Many people ignore these mathematical facts because they have trouble thinking with numbers, contends Hershey, who seeks to counter this trend toward arithmetic ignorance in How to Think With Numbers (William Kaufman, Inc., 133 pages, $7.95).

For those with math anxiety, calculator-phobia and other 20th-century terrors, Hershey outlines these three bacis math principles governing lotteries:

* Probability -- The percentage of the time that an event occurs in the long run. For example, in coin flipping, the probability of getting "heads" is 50 percent.

* Independence of Events -- Each ticket purchased in a lottery is independent of all others purchased; you have an equal chance of winning or losing with each. Just as you have an equal chance of getting "heads" on every flip of a coin -- regardless of how many times you've already flipped it -- buying dozens of lottery tickets will not increase the odds in favor of your winning.

* Mathematical Expectation of Gain -- The calculation of how you can expect to fare in a game, arrived at by subtracting the probability of losing times the amount to be lost from the probability of winning times the payoff for winning.
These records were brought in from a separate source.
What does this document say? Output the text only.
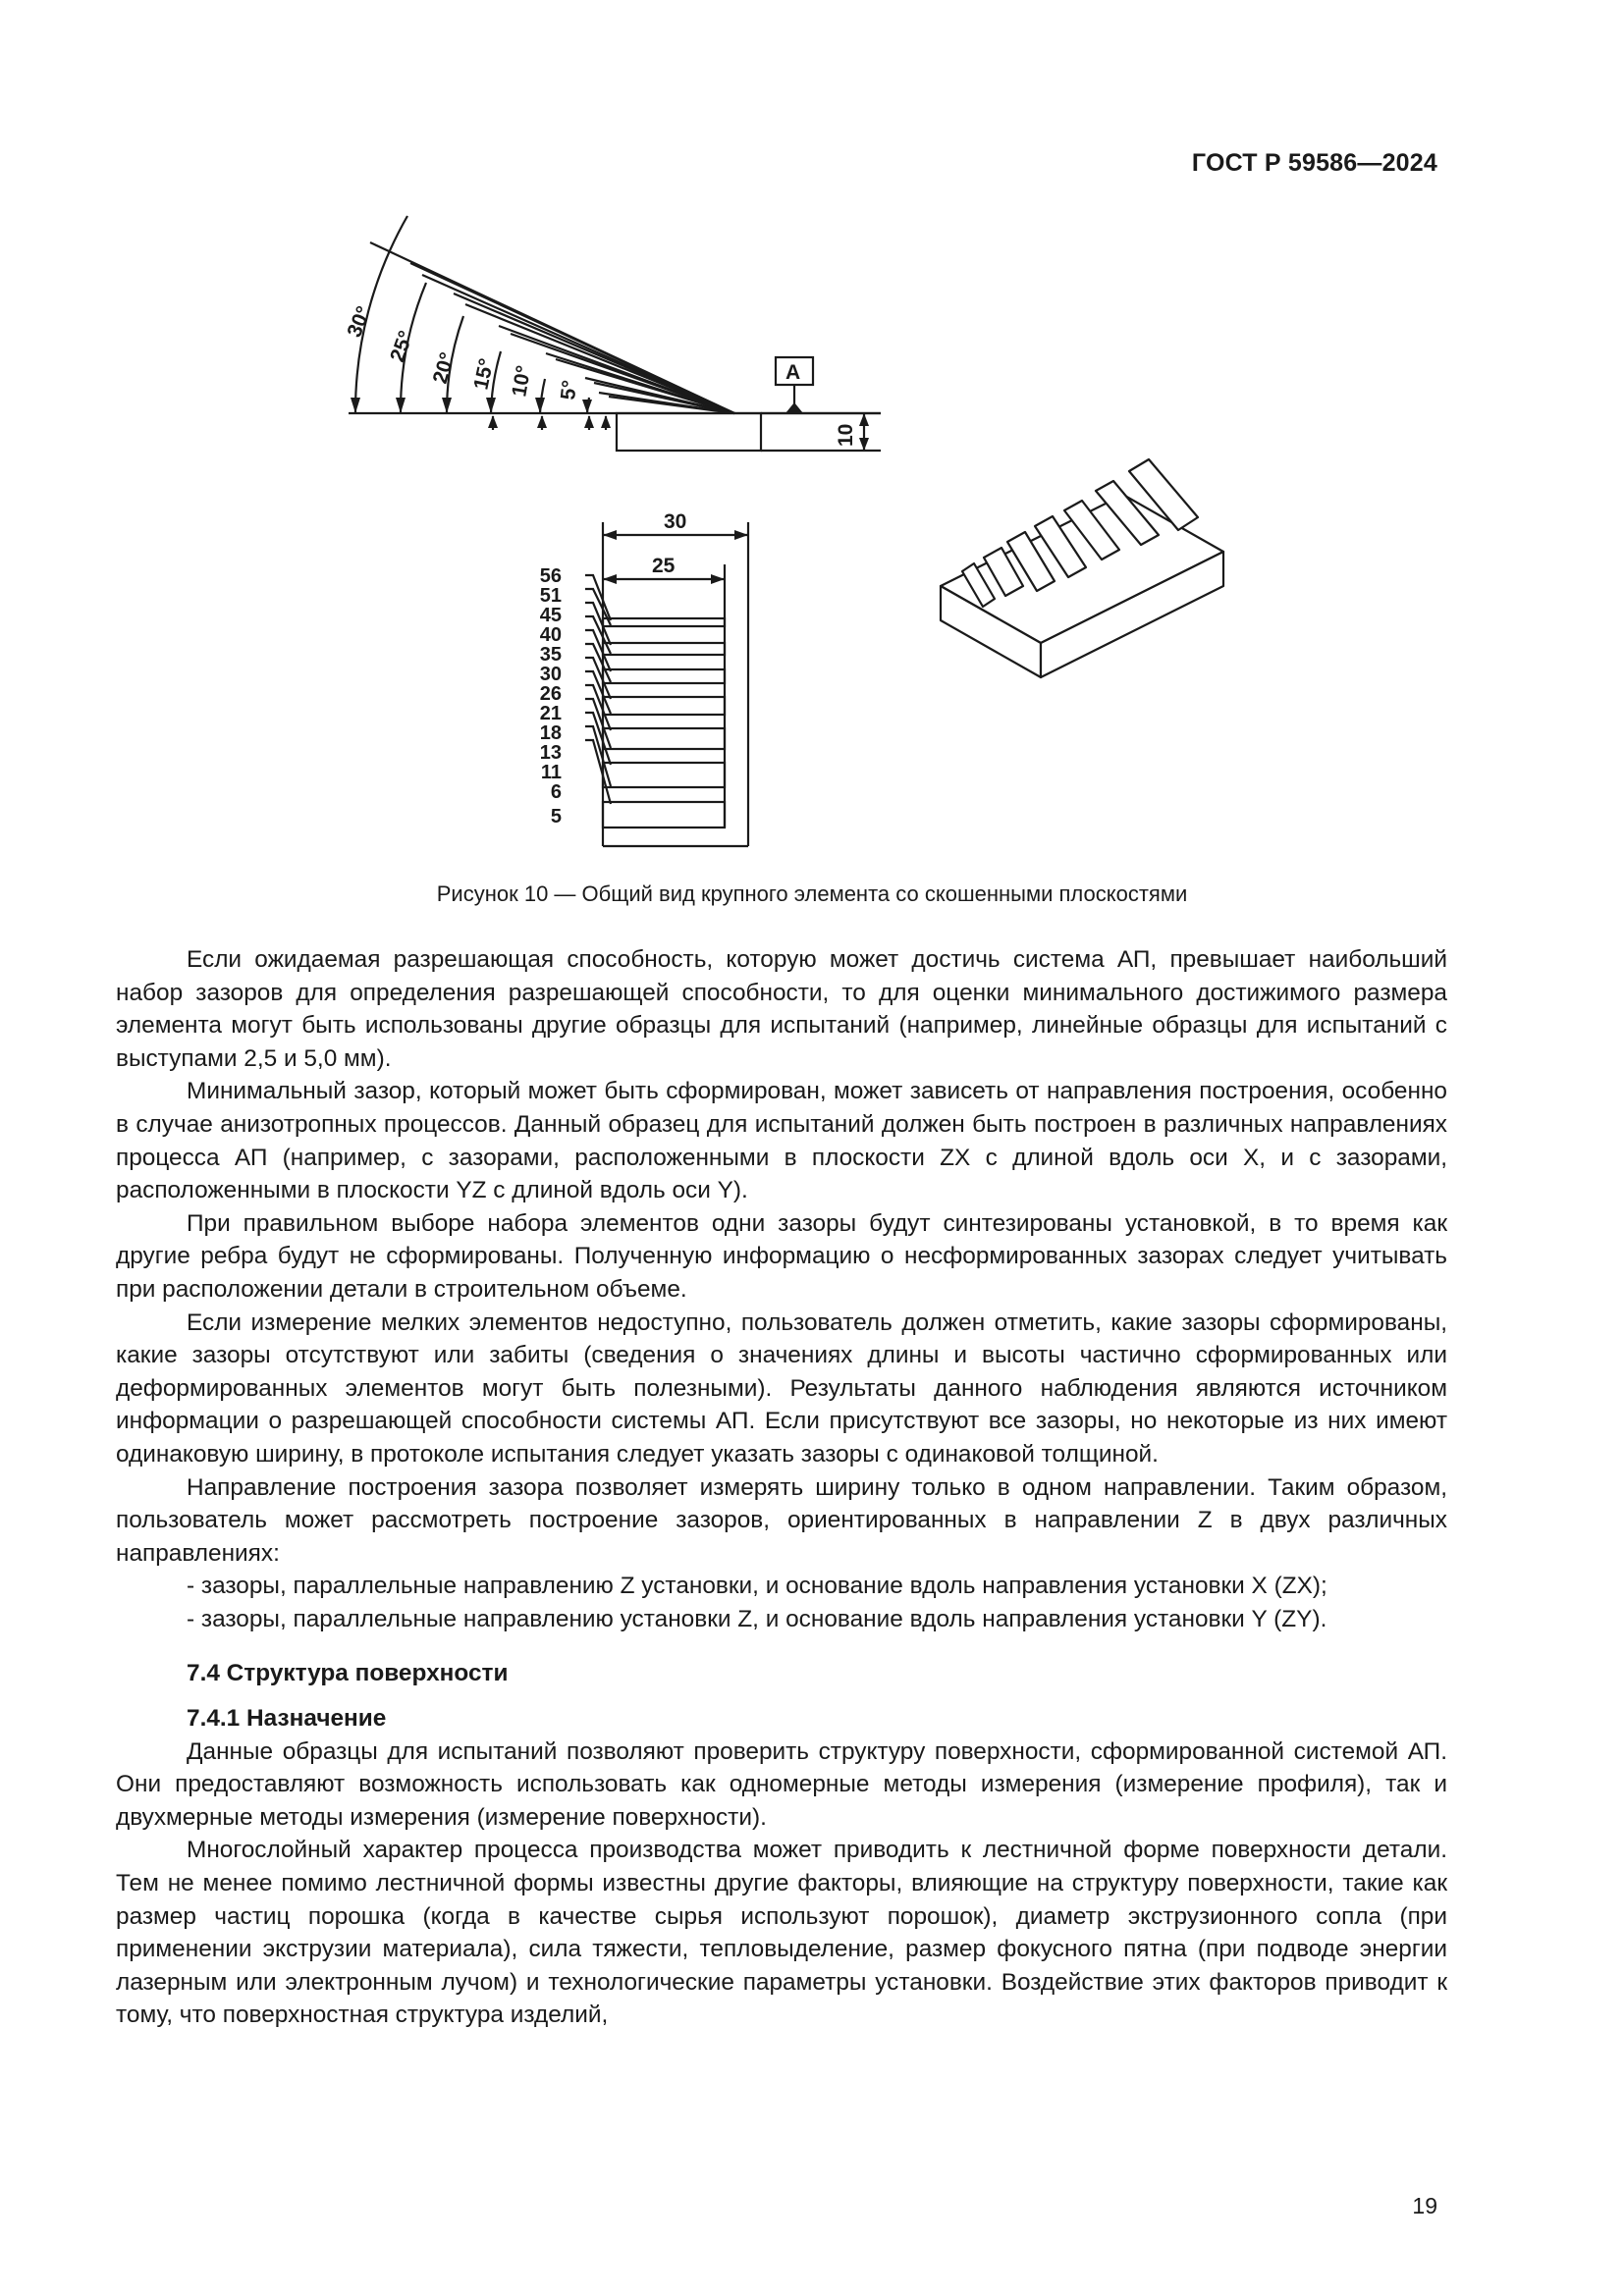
ГОСТ Р 59586—2024
30°
25°
20° 15° 10° 5°
A
10
30
25
56
51
45
40
35
30
26
21
18
13
11
6
5
Рисунок 10 — Общий вид крупного элемента со скошенными плоскостями

Если ожидаемая разрешающая способность, которую может достичь система АП, превышает наибольший набор зазоров для определения разрешающей способности, то для оценки минимального достижимого размера элемента могут быть использованы другие образцы для испытаний (например, линейные образцы для испытаний с выступами 2,5 и 5,0 мм).

Минимальный зазор, который может быть сформирован, может зависеть от направления построения, особенно в случае анизотропных процессов. Данный образец для испытаний должен быть построен в различных направлениях процесса АП (например, с зазорами, расположенными в плоскости ZX с длиной вдоль оси X, и с зазорами, расположенными в плоскости YZ с длиной вдоль оси Y).

При правильном выборе набора элементов одни зазоры будут синтезированы установкой, в то время как другие ребра будут не сформированы. Полученную информацию о несформированных зазорах следует учитывать при расположении детали в строительном объеме.

Если измерение мелких элементов недоступно, пользователь должен отметить, какие зазоры сформированы, какие зазоры отсутствуют или забиты (сведения о значениях длины и высоты частично сформированных или деформированных элементов могут быть полезными). Результаты данного наблюдения являются источником информации о разрешающей способности системы АП. Если присутствуют все зазоры, но некоторые из них имеют одинаковую ширину, в протоколе испытания следует указать зазоры с одинаковой толщиной.

Направление построения зазора позволяет измерять ширину только в одном направлении. Таким образом, пользователь может рассмотреть построение зазоров, ориентированных в направлении Z в двух различных направлениях:

- зазоры, параллельные направлению Z установки, и основание вдоль направления установки X (ZX);

- зазоры, параллельные направлению установки Z, и основание вдоль направления установки Y (ZY).

7.4 Структура поверхности
7.4.1 Назначение

Данные образцы для испытаний позволяют проверить структуру поверхности, сформированной системой АП. Они предоставляют возможность использовать как одномерные методы измерения (измерение профиля), так и двухмерные методы измерения (измерение поверхности).

Многослойный характер процесса производства может приводить к лестничной форме поверхности детали. Тем не менее помимо лестничной формы известны другие факторы, влияющие на структуру поверхности, такие как размер частиц порошка (когда в качестве сырья используют порошок), диаметр экструзионного сопла (при применении экструзии материала), сила тяжести, тепловыделение, размер фокусного пятна (при подводе энергии лазерным или электронным лучом) и технологические параметры установки. Воздействие этих факторов приводит к тому, что поверхностная структура изделий,

19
In a "coin-flipping" game where you win $1 for "heads" and pay $1 for "tails," the mathematical expectation of gain equals zero. All commercial gambling games have negative mathematical expectations of gain for the players and positive expectations of gain for the house.

"For someone who knows how to calculate," says Hershey, "the only justification for playing a lottery is the entertainment value. If you get a dollar's worth of thrill for your dollar ticket, that's fine. Just don't count on making money."